How to prevent it? First – use HTTPS. Always. Redirect HTTP to HTTPS. Use HSTS. Use certificate pinning if you control the updates of the application (e.g. through an app store). The root certificate attack unfortunately cannot be circumvented. Sorry, just hope that your users haven’t installed such shitty software. Fortunately, this won’t lead to massive breaches, only data of active users that are being targeted may leak.
How to prevent it? Follow the XSS protection cheat sheet by OWASP. Don’t include scripts from dodgy third party domains. Make sure third party domains, including CDNs, have a good security level (e.g. run Qualys SSL test).
Leaked passwords from other websites – one of the issues with incorrect storage of passwords is password reuse. Even if you store passwords properly, a random online store may not and if your users use the same email and password there, an attacker may try to steal their data from your site. Not all accounts will be compromised, but the more popular your service is, the more accounts will be affected.
How to prevent it? There’s not much you can do to make other websites store passwords correctly. But you can encourage the use of pass phrases , you can encourage 2-factor authentication in case of sensitive data, or you can avoid having passwords at all and use an external OAuth/OpenID provider (this has its own issues, but they may be smaller than those of password reuse).
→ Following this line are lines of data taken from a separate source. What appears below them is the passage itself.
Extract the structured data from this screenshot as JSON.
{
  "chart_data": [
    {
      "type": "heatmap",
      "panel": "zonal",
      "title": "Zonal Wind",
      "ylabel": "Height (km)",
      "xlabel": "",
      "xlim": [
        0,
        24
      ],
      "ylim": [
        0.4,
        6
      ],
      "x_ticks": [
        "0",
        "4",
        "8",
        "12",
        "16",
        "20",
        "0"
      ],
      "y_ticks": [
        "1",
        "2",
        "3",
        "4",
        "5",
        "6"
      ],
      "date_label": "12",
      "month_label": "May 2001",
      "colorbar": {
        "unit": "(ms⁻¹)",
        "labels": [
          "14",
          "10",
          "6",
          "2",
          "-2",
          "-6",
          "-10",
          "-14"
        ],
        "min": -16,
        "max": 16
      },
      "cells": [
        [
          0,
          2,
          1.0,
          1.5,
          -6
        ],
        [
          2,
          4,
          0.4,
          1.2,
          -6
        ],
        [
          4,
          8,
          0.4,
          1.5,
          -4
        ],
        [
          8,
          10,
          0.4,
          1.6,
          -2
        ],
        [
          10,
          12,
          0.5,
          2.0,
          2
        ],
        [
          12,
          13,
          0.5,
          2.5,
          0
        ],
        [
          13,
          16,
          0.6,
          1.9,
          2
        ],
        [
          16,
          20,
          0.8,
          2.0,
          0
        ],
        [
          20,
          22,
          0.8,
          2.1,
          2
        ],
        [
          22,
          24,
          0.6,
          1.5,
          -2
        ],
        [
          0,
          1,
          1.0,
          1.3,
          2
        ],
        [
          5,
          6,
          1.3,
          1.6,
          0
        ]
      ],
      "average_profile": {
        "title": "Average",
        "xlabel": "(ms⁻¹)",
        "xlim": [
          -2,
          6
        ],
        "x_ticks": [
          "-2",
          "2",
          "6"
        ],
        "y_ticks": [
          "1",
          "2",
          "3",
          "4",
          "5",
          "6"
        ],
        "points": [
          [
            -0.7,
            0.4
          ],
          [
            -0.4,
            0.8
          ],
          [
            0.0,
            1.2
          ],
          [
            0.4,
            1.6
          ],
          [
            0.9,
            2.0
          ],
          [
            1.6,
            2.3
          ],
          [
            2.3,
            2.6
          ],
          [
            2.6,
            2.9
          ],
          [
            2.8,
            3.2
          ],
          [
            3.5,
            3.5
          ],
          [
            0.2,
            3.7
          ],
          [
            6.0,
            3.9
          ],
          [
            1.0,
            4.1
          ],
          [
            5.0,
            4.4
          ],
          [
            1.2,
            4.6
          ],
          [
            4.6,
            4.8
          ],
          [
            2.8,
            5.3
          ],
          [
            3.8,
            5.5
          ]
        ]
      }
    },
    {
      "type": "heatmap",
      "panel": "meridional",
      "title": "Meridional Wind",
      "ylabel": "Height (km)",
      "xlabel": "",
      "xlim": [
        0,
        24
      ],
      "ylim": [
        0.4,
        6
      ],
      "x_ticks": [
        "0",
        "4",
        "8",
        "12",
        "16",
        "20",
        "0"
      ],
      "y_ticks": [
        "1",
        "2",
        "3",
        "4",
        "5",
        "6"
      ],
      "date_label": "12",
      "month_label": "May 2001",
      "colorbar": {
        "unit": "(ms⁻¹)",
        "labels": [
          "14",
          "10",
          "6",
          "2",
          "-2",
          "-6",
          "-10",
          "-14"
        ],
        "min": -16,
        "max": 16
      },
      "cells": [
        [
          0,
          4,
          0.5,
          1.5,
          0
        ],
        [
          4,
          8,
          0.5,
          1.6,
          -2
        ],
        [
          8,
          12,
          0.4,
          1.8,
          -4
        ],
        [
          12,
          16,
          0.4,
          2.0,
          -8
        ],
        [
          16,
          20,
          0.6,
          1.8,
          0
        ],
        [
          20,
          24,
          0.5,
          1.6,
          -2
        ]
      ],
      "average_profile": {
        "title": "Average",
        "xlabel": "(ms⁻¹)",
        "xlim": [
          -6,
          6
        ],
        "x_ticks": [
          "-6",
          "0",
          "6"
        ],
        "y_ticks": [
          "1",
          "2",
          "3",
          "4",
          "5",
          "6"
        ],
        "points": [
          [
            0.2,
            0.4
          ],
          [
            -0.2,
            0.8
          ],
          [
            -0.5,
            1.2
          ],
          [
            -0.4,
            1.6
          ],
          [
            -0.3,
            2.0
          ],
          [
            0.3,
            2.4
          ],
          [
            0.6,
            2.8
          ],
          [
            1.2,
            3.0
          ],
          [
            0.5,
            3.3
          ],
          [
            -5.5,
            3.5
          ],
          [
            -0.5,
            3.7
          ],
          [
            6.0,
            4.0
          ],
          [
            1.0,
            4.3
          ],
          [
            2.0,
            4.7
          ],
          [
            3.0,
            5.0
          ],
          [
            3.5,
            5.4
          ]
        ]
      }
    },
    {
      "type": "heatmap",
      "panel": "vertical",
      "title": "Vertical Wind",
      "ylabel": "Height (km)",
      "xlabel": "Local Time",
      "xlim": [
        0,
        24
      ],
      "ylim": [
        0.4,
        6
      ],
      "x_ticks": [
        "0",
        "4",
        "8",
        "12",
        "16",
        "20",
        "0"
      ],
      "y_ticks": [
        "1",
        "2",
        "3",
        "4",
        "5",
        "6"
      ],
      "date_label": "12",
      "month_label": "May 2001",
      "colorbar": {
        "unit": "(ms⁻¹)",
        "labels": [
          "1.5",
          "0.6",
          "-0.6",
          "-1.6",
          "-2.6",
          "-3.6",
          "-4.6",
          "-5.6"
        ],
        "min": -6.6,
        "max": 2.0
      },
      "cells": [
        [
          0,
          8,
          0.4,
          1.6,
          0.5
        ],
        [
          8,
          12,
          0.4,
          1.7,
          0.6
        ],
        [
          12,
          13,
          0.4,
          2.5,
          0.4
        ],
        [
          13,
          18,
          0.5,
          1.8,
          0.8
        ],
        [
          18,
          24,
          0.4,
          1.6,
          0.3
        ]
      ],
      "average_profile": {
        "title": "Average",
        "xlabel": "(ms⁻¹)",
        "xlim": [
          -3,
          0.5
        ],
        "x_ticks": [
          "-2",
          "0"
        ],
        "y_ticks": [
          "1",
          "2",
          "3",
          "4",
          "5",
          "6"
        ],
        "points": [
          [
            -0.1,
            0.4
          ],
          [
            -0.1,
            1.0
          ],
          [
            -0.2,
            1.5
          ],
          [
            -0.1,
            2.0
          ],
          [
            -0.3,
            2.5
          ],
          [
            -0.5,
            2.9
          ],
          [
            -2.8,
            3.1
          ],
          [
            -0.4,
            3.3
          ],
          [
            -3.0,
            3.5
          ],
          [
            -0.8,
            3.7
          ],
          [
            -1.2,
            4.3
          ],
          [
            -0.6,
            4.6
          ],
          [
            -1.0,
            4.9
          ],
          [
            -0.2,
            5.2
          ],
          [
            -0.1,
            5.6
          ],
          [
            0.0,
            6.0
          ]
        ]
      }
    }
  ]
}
Also have some rate-limiting in place so that a single IP (or an IP range) is not able to try and access many accounts consecutively.
Employees sending emails with unprotected excel sheets – especially non-technical organizations and non-technical employees tend to just want to get their job done, so they may send large excel sheets with personal data to colleagues or partners in other companies. Then once someone’s email account or server is breached, the data gets breached as well.
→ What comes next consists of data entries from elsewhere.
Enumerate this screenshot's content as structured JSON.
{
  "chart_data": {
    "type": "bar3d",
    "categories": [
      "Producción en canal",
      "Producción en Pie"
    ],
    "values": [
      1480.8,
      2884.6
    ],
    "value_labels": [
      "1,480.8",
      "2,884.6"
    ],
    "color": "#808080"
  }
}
How to prevent it? Have internal procedures against sending personal data in excel sheets, or at least have people zip them and send passwords through a side channel (messenger/sms). You can have an organization-wide software that scans outgoing emails for attachments with excel sheets that contain personal data and have these email blocked.
Data breaches are prevented by having good information security. And information security is hard. And it’s the right combination of security practices and security products that minimize the risk of incidents. Many organizations choose not to focus on infosec, as it’s not their core business or they estimate that the risk is worth it, viewing breaches, internal actors manipulating data and other incidents as something that can’t happen to them. Until it happens.